Ukazywać Jezusa światu, który „woła o zbawienie”. O to w pierwszym rzędzie powinni się troszczyć przełożeni zakonni – uważa nuncjusz apostolski w Stanach Zjednoczonych.
Abp Carlo Maria Viganò wziął udział w dorocznym posiedzeniu konferencji wyższych przełożonych zakonów męskich w USA. Było ono poświęcone nowej ewangelizacji.

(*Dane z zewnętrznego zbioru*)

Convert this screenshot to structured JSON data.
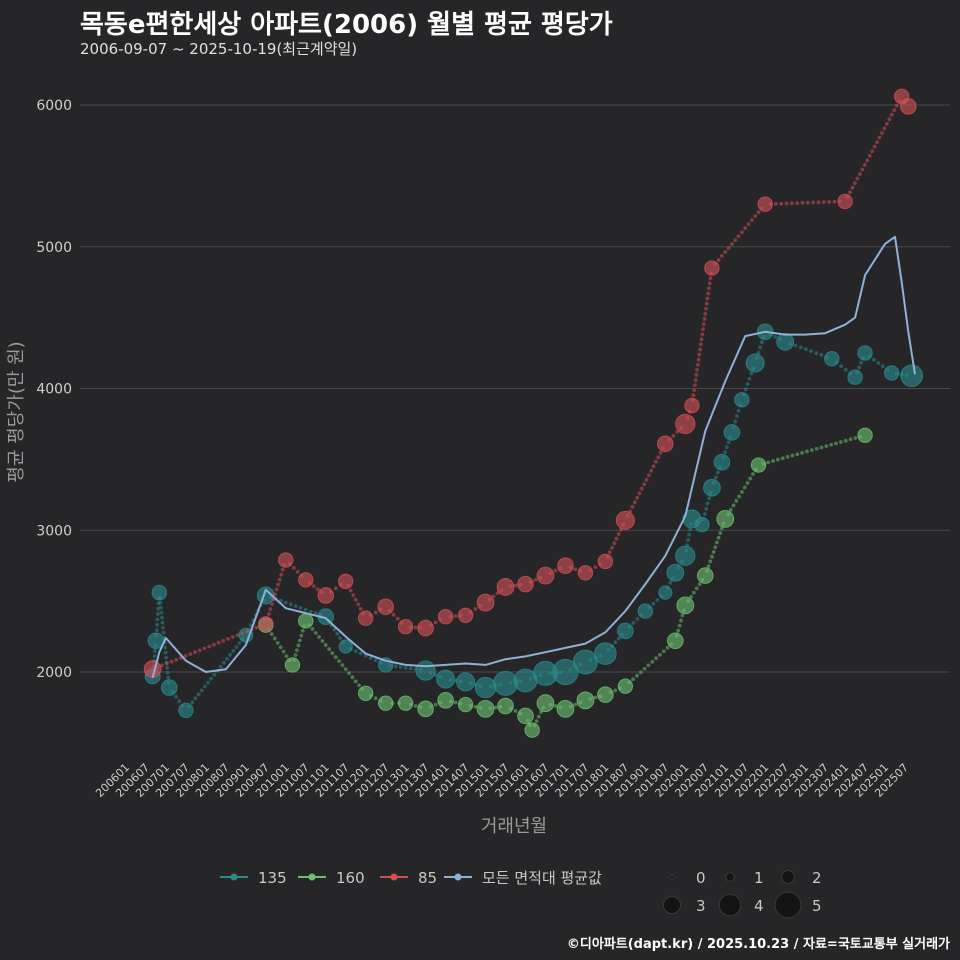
{
  "header": {
    "title": "목동e편한세상 아파트(2006) 월별 평균 평당가",
    "subtitle": "2006-09-07 ~ 2025-10-19(최근계약일)"
  },
  "footer": {
    "credit": "©디아파트(dapt.kr) / 2025.10.23 / 자료=국토교통부 실거래가"
  },
  "chart_data": {
    "type": "line",
    "xlabel": "거래년월",
    "ylabel": "평균 평당가(만 원)",
    "ylim": [
      1400,
      6300
    ],
    "yticks": [
      2000,
      3000,
      4000,
      5000,
      6000
    ],
    "xticks": [
      "200601",
      "200607",
      "200701",
      "200707",
      "200801",
      "200807",
      "200901",
      "200907",
      "201001",
      "201007",
      "201101",
      "201107",
      "201201",
      "201207",
      "201301",
      "201307",
      "201401",
      "201407",
      "201501",
      "201507",
      "201601",
      "201607",
      "201701",
      "201707",
      "201801",
      "201807",
      "201901",
      "201907",
      "202001",
      "202007",
      "202101",
      "202107",
      "202201",
      "202207",
      "202301",
      "202307",
      "202401",
      "202407",
      "202501",
      "202507"
    ],
    "size_legend": {
      "title": "",
      "values": [
        "0",
        "1",
        "2",
        "3",
        "4",
        "5"
      ]
    },
    "series": [
      {
        "name": "135",
        "color": "#2a8a8c",
        "points": [
          [
            "200609",
            1970,
            1.5
          ],
          [
            "200610",
            2220,
            1.6
          ],
          [
            "200611",
            2560,
            1.4
          ],
          [
            "200702",
            1890,
            1.6
          ],
          [
            "200707",
            1730,
            1.4
          ],
          [
            "200901",
            2260,
            1.3
          ],
          [
            "200907",
            2540,
            1.8
          ],
          [
            "201101",
            2390,
            1.6
          ],
          [
            "201107",
            2180,
            1.2
          ],
          [
            "201207",
            2050,
            1.4
          ],
          [
            "201307",
            2010,
            2.2
          ],
          [
            "201401",
            1950,
            2.0
          ],
          [
            "201407",
            1930,
            2.0
          ],
          [
            "201501",
            1890,
            2.4
          ],
          [
            "201507",
            1920,
            3.0
          ],
          [
            "201601",
            1940,
            2.8
          ],
          [
            "201607",
            1990,
            3.0
          ],
          [
            "201701",
            2000,
            3.2
          ],
          [
            "201707",
            2070,
            3.0
          ],
          [
            "201801",
            2130,
            2.6
          ],
          [
            "201807",
            2290,
            1.6
          ],
          [
            "201901",
            2430,
            1.4
          ],
          [
            "201907",
            2560,
            1.2
          ],
          [
            "201910",
            2700,
            1.8
          ],
          [
            "202001",
            2820,
            2.2
          ],
          [
            "202003",
            3080,
            2.0
          ],
          [
            "202006",
            3040,
            1.4
          ],
          [
            "202009",
            3300,
            1.8
          ],
          [
            "202012",
            3480,
            1.6
          ],
          [
            "202103",
            3690,
            1.6
          ],
          [
            "202106",
            3920,
            1.4
          ],
          [
            "202110",
            4180,
            2.0
          ],
          [
            "202201",
            4400,
            1.6
          ],
          [
            "202207",
            4330,
            1.8
          ],
          [
            "202309",
            4210,
            1.4
          ],
          [
            "202404",
            4080,
            1.4
          ],
          [
            "202407",
            4250,
            1.4
          ],
          [
            "202503",
            4110,
            1.4
          ],
          [
            "202509",
            4090,
            2.6
          ]
        ]
      },
      {
        "name": "160",
        "color": "#6cc070",
        "points": [
          [
            "200907",
            2330,
            1.4
          ],
          [
            "201003",
            2050,
            1.4
          ],
          [
            "201007",
            2360,
            1.4
          ],
          [
            "201201",
            1850,
            1.4
          ],
          [
            "201207",
            1780,
            1.4
          ],
          [
            "201301",
            1780,
            1.4
          ],
          [
            "201307",
            1740,
            1.6
          ],
          [
            "201401",
            1800,
            1.6
          ],
          [
            "201407",
            1770,
            1.4
          ],
          [
            "201501",
            1740,
            1.8
          ],
          [
            "201507",
            1760,
            1.6
          ],
          [
            "201601",
            1690,
            1.6
          ],
          [
            "201603",
            1590,
            1.4
          ],
          [
            "201607",
            1780,
            1.8
          ],
          [
            "201701",
            1740,
            1.8
          ],
          [
            "201707",
            1800,
            1.8
          ],
          [
            "201801",
            1840,
            1.6
          ],
          [
            "201807",
            1900,
            1.4
          ],
          [
            "201910",
            2220,
            1.6
          ],
          [
            "202001",
            2470,
            1.8
          ],
          [
            "202007",
            2680,
            1.6
          ],
          [
            "202101",
            3080,
            1.8
          ],
          [
            "202111",
            3460,
            1.4
          ],
          [
            "202407",
            3670,
            1.4
          ]
        ]
      },
      {
        "name": "85",
        "color": "#d05055",
        "points": [
          [
            "200609",
            2020,
            1.8
          ],
          [
            "200907",
            2340,
            1.4
          ],
          [
            "201001",
            2790,
            1.4
          ],
          [
            "201007",
            2650,
            1.4
          ],
          [
            "201101",
            2540,
            1.6
          ],
          [
            "201107",
            2640,
            1.4
          ],
          [
            "201201",
            2380,
            1.4
          ],
          [
            "201207",
            2460,
            1.6
          ],
          [
            "201301",
            2320,
            1.4
          ],
          [
            "201307",
            2310,
            1.6
          ],
          [
            "201401",
            2390,
            1.4
          ],
          [
            "201407",
            2400,
            1.4
          ],
          [
            "201501",
            2490,
            1.8
          ],
          [
            "201507",
            2600,
            1.8
          ],
          [
            "201601",
            2620,
            1.6
          ],
          [
            "201607",
            2680,
            1.8
          ],
          [
            "201701",
            2750,
            1.6
          ],
          [
            "201707",
            2700,
            1.4
          ],
          [
            "201801",
            2780,
            1.4
          ],
          [
            "201807",
            3070,
            2.0
          ],
          [
            "201907",
            3610,
            1.6
          ],
          [
            "202001",
            3750,
            2.2
          ],
          [
            "202003",
            3880,
            1.4
          ],
          [
            "202009",
            4850,
            1.4
          ],
          [
            "202201",
            5300,
            1.4
          ],
          [
            "202401",
            5320,
            1.4
          ],
          [
            "202506",
            6060,
            1.4
          ],
          [
            "202508",
            5990,
            1.6
          ]
        ]
      },
      {
        "name": "모든 면적대 평균값",
        "color": "#8fb0d8",
        "line": [
          [
            "200609",
            1960
          ],
          [
            "200611",
            2140
          ],
          [
            "200701",
            2240
          ],
          [
            "200707",
            2080
          ],
          [
            "200801",
            2000
          ],
          [
            "200807",
            2020
          ],
          [
            "200901",
            2190
          ],
          [
            "200907",
            2580
          ],
          [
            "201001",
            2450
          ],
          [
            "201101",
            2380
          ],
          [
            "201107",
            2250
          ],
          [
            "201201",
            2130
          ],
          [
            "201207",
            2080
          ],
          [
            "201301",
            2050
          ],
          [
            "201307",
            2040
          ],
          [
            "201401",
            2050
          ],
          [
            "201407",
            2060
          ],
          [
            "201501",
            2050
          ],
          [
            "201507",
            2090
          ],
          [
            "201601",
            2110
          ],
          [
            "201607",
            2140
          ],
          [
            "201701",
            2170
          ],
          [
            "201707",
            2200
          ],
          [
            "201801",
            2280
          ],
          [
            "201807",
            2430
          ],
          [
            "201901",
            2620
          ],
          [
            "201907",
            2820
          ],
          [
            "202001",
            3100
          ],
          [
            "202007",
            3700
          ],
          [
            "202101",
            4050
          ],
          [
            "202107",
            4370
          ],
          [
            "202201",
            4400
          ],
          [
            "202207",
            4380
          ],
          [
            "202301",
            4380
          ],
          [
            "202307",
            4390
          ],
          [
            "202401",
            4450
          ],
          [
            "202404",
            4500
          ],
          [
            "202407",
            4800
          ],
          [
            "202501",
            5020
          ],
          [
            "202504",
            5070
          ],
          [
            "202506",
            4750
          ],
          [
            "202508",
            4400
          ],
          [
            "202510",
            4100
          ]
        ]
      }
    ]
  }
}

Przedstawiciel Watykanu sprowadził ten temat do bardzo konkretnego zadania: głosić Dobrą Nowinę w taki sposób, aby mógł ją zrozumieć świat, który zatracił poczucie wartości i jest zaślepiony materializmem, sekularyzacją oraz obojętnością.
Natomiast przewodniczący konferencji o. John Edmunds TS przyznał, że osoby konsekrowane mają na tym polu szczególne zobowiązania. Ze względu na swe powołanie powinny one o wyraźniej niż świeccy czy księża diecezjalni uosabiać profetyczny aspekt chrześcijaństwa.
Z kolei zdaniem uczestniczącego w obradach abp. Geralda Lacroix z Quebecu dziś ową profetyczną rolę coraz częściej odgrywają wierni świeccy i ich stowarzyszenia. W mojej archidiecezji to właśnie oni wnoszą świeży powiew do naszych wspólnot – powiedział kanadyjski hierarcha. Przyznał on, że posługuje się nimi niczym nawigacją w samochodzie. Mają bowiem w sobie wielkiego profetycznego ducha, który prowadzi nas do Chrystusa, zgodnie z tym, co napisał Ezechiel: tchnę w was mojego ducha i sprawię byście szli moimi drogami.